At the outset the four-member human cast each got a sealed envelope with script and  their role descriptions, and a bag of props and costume pieces. Teddy (Jacob Banigan) is “an orphan and gifted lounge singer,” Gerald (Michael Johnson) is “quite wealthy.” His wife Rosie (Tyra Banda) is “a regular.” Gordie Lucius in a fetching blond wig is Lolo the road-weary bartender. 

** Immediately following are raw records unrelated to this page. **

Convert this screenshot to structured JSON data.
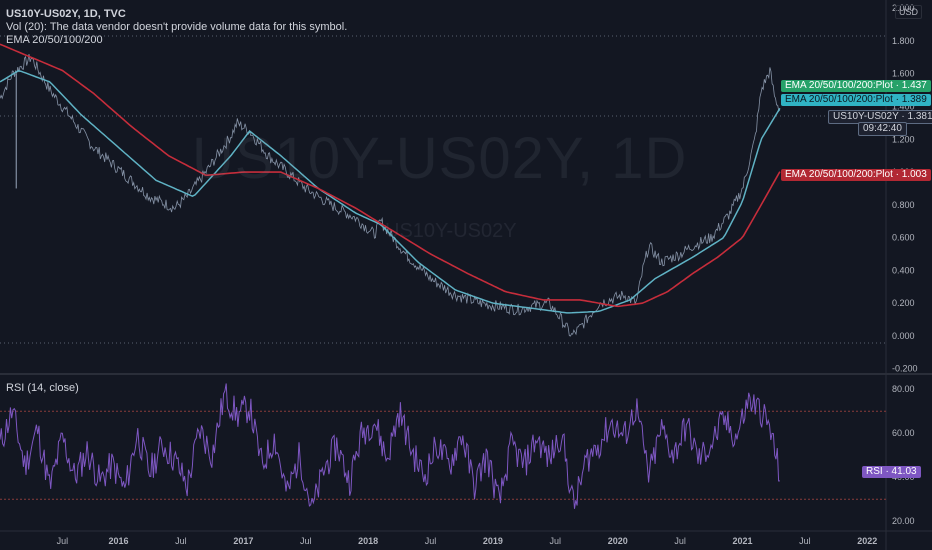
{
  "header": {
    "title": "US10Y-US02Y, 1D, TVC",
    "volume_note": "Vol (20): The data vendor doesn't provide volume data for this symbol.",
    "ema_label": "EMA 20/50/100/200",
    "currency_button": "USD"
  },
  "watermark": {
    "symbol": "US10Y-US02Y, 1D",
    "subtitle": "US10Y-US02Y"
  },
  "rsi_panel": {
    "label": "RSI (14, close)"
  },
  "price_tags": {
    "ema_green": "EMA 20/50/100/200:Plot · 1.437",
    "ema_teal": "EMA 20/50/100/200:Plot · 1.389",
    "last_price": "US10Y-US02Y · 1.381",
    "countdown": "09:42:40",
    "ema_red": "EMA 20/50/100/200:Plot · 1.003",
    "rsi": "RSI · 41.03"
  },
  "colors": {
    "background": "#131722",
    "price_line": "#9aa8bd",
    "ema_fast": "#5fb2c4",
    "ema_slow": "#c62d3b",
    "ema_green": "#26a269",
    "rsi_line": "#7e57c2",
    "rsi_band_line": "#8a3b3b"
  },
  "chart_data": [
    {
      "type": "line",
      "title": "US10Y-US02Y, 1D, TVC",
      "x_ticks": [
        "Jul",
        "2016",
        "Jul",
        "2017",
        "Jul",
        "2018",
        "Jul",
        "2019",
        "Jul",
        "2020",
        "Jul",
        "2021",
        "Jul",
        "2022"
      ],
      "y_ticks": [
        "2.000",
        "1.800",
        "1.600",
        "1.400",
        "1.200",
        "1.000",
        "0.800",
        "0.600",
        "0.400",
        "0.200",
        "0.000",
        "-0.200"
      ],
      "ylim": [
        -0.22,
        2.05
      ],
      "series": [
        {
          "name": "US10Y-US02Y",
          "x": [
            2015.05,
            2015.15,
            2015.3,
            2015.45,
            2015.55,
            2015.65,
            2015.8,
            2015.95,
            2016.1,
            2016.25,
            2016.45,
            2016.55,
            2016.7,
            2016.9,
            2016.95,
            2017.05,
            2017.2,
            2017.35,
            2017.5,
            2017.7,
            2017.9,
            2018.05,
            2018.1,
            2018.3,
            2018.5,
            2018.7,
            2018.9,
            2019.05,
            2019.2,
            2019.3,
            2019.45,
            2019.55,
            2019.63,
            2019.7,
            2019.85,
            2020.05,
            2020.15,
            2020.2,
            2020.25,
            2020.35,
            2020.5,
            2020.6,
            2020.75,
            2020.9,
            2021.0,
            2021.1,
            2021.15,
            2021.22,
            2021.26,
            2021.3
          ],
          "values": [
            1.45,
            1.6,
            1.7,
            1.5,
            1.4,
            1.3,
            1.15,
            1.05,
            0.95,
            0.85,
            0.78,
            0.85,
            1.0,
            1.22,
            1.3,
            1.25,
            1.1,
            1.0,
            0.9,
            0.8,
            0.72,
            0.62,
            0.7,
            0.5,
            0.35,
            0.25,
            0.2,
            0.18,
            0.16,
            0.18,
            0.2,
            0.1,
            0.0,
            0.05,
            0.2,
            0.25,
            0.2,
            0.4,
            0.55,
            0.45,
            0.5,
            0.55,
            0.6,
            0.75,
            0.9,
            1.2,
            1.5,
            1.62,
            1.45,
            1.38
          ]
        },
        {
          "name": "EMA 20/50/100/200:Plot",
          "x": [
            2015.05,
            2015.2,
            2015.45,
            2015.7,
            2016.0,
            2016.3,
            2016.6,
            2016.9,
            2017.05,
            2017.3,
            2017.6,
            2017.9,
            2018.1,
            2018.4,
            2018.7,
            2019.0,
            2019.3,
            2019.6,
            2019.85,
            2020.1,
            2020.3,
            2020.6,
            2020.85,
            2021.0,
            2021.15,
            2021.3
          ],
          "values": [
            1.55,
            1.62,
            1.55,
            1.35,
            1.15,
            0.95,
            0.85,
            1.1,
            1.25,
            1.1,
            0.9,
            0.75,
            0.68,
            0.45,
            0.28,
            0.2,
            0.17,
            0.14,
            0.15,
            0.22,
            0.35,
            0.48,
            0.6,
            0.82,
            1.2,
            1.389
          ]
        },
        {
          "name": "EMA 20/50/100/200:Plot",
          "x": [
            2015.05,
            2015.3,
            2015.55,
            2015.8,
            2016.1,
            2016.4,
            2016.7,
            2017.0,
            2017.3,
            2017.6,
            2017.9,
            2018.2,
            2018.5,
            2018.8,
            2019.1,
            2019.4,
            2019.7,
            2020.0,
            2020.2,
            2020.4,
            2020.6,
            2020.8,
            2021.0,
            2021.15,
            2021.3
          ],
          "values": [
            1.78,
            1.7,
            1.62,
            1.48,
            1.28,
            1.1,
            0.98,
            1.0,
            1.0,
            0.9,
            0.78,
            0.64,
            0.5,
            0.38,
            0.27,
            0.22,
            0.22,
            0.18,
            0.2,
            0.27,
            0.38,
            0.48,
            0.6,
            0.8,
            1.003
          ]
        }
      ]
    },
    {
      "type": "line",
      "title": "RSI (14, close)",
      "y_ticks": [
        "80.00",
        "60.00",
        "40.00",
        "20.00"
      ],
      "ylim": [
        16,
        86
      ],
      "bands": [
        70,
        30
      ],
      "series": [
        {
          "name": "RSI",
          "x": [
            2015.05,
            2015.15,
            2015.25,
            2015.35,
            2015.45,
            2015.55,
            2015.65,
            2015.75,
            2015.85,
            2015.95,
            2016.05,
            2016.15,
            2016.25,
            2016.35,
            2016.45,
            2016.55,
            2016.65,
            2016.75,
            2016.85,
            2016.95,
            2017.05,
            2017.15,
            2017.25,
            2017.35,
            2017.45,
            2017.55,
            2017.65,
            2017.75,
            2017.85,
            2017.95,
            2018.05,
            2018.15,
            2018.25,
            2018.35,
            2018.45,
            2018.55,
            2018.65,
            2018.75,
            2018.85,
            2018.95,
            2019.05,
            2019.15,
            2019.25,
            2019.35,
            2019.45,
            2019.55,
            2019.65,
            2019.75,
            2019.85,
            2019.95,
            2020.05,
            2020.15,
            2020.25,
            2020.35,
            2020.45,
            2020.55,
            2020.65,
            2020.75,
            2020.85,
            2020.95,
            2021.05,
            2021.15,
            2021.22,
            2021.3
          ],
          "values": [
            55,
            70,
            45,
            62,
            35,
            58,
            40,
            52,
            38,
            46,
            34,
            60,
            42,
            55,
            48,
            36,
            62,
            50,
            78,
            68,
            72,
            45,
            58,
            32,
            50,
            25,
            44,
            55,
            38,
            60,
            66,
            48,
            70,
            52,
            40,
            55,
            45,
            60,
            36,
            50,
            28,
            55,
            45,
            58,
            48,
            60,
            26,
            48,
            55,
            65,
            58,
            72,
            40,
            62,
            50,
            64,
            48,
            55,
            66,
            58,
            75,
            70,
            62,
            41
          ]
        }
      ]
    }
  ]
}
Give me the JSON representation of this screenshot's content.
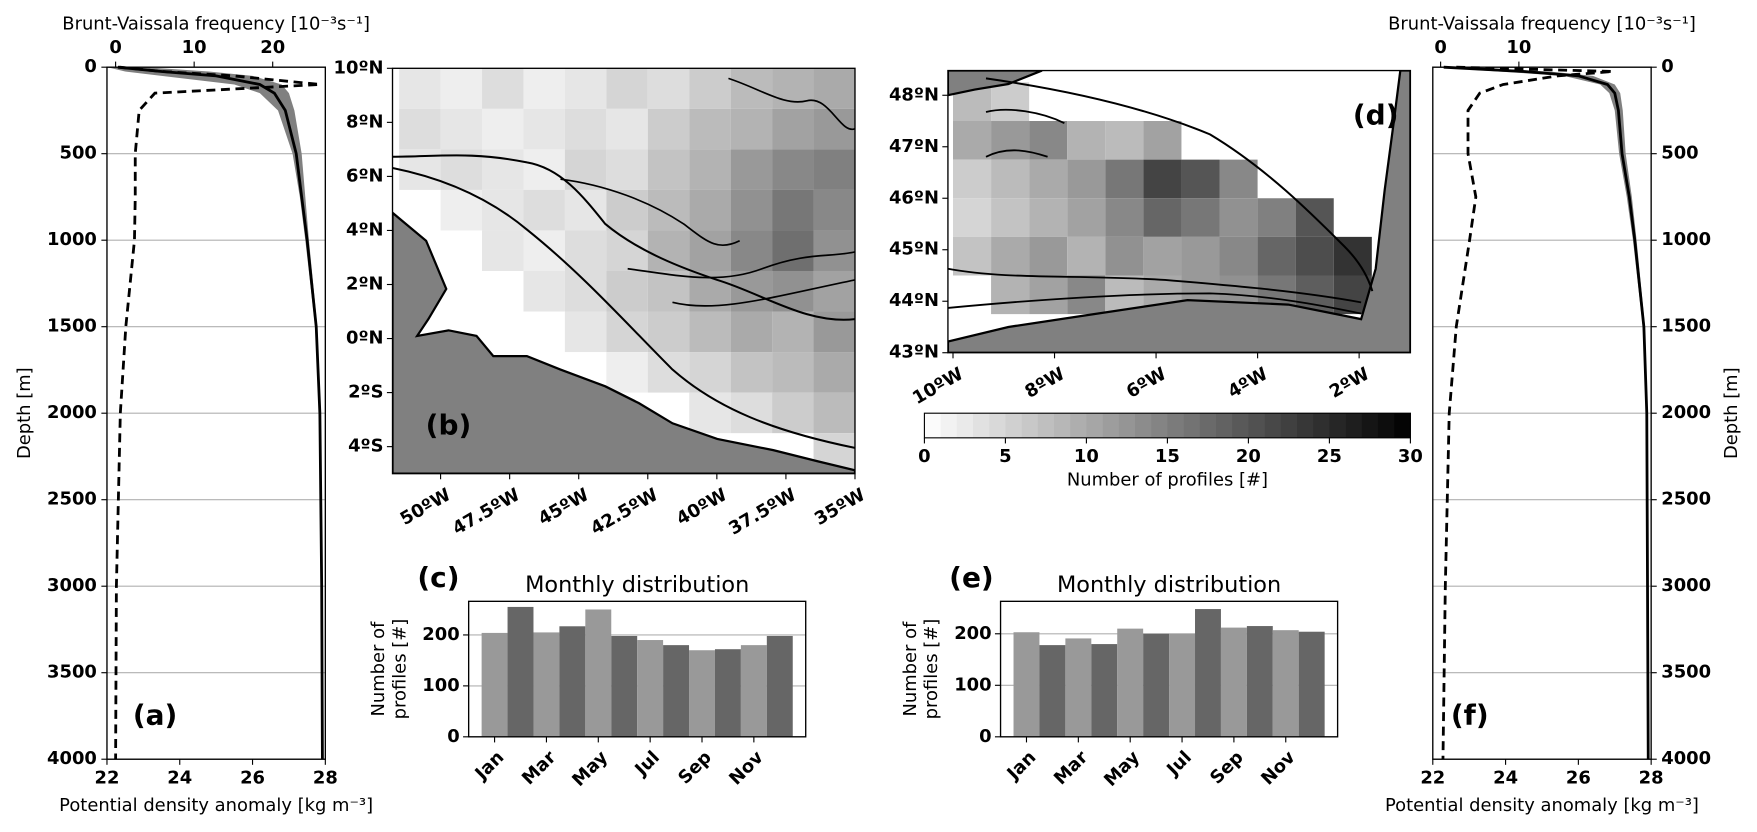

And if there’s a certain flatness in the dialogue, which runs to declarations, that in itself is amusing since it turned out to be perfectly suited to the deadpan comic talents of Friday night’s improvisers. Banigan, for example, knows exactly what to do with “I’m putting down a song. A special song. I’m gonna sing the song.” He returns, as instructed, to the mic to deliver lounge-y songs extempore (“this is a helluva town…”).  Rosie declares “I have a new hat…. I look beautiful in it.” Gerald says to Teddy “I want my money…. I’ll sue you.” 

The surprising thing (surprising to me, anyhow) is that the whole Dramatron play does hang together and create a world. About half-way through, the alert human actors start improvising,  from the groundwork of the first part. They run with the characters; they reprise particularly funny laugh lines. Things happen, but Lola keeps pouring the drinks, and the human actors continue to capture the playwright bot’s tone. 

It’s a genuinely funny entertainment. Uh-oh.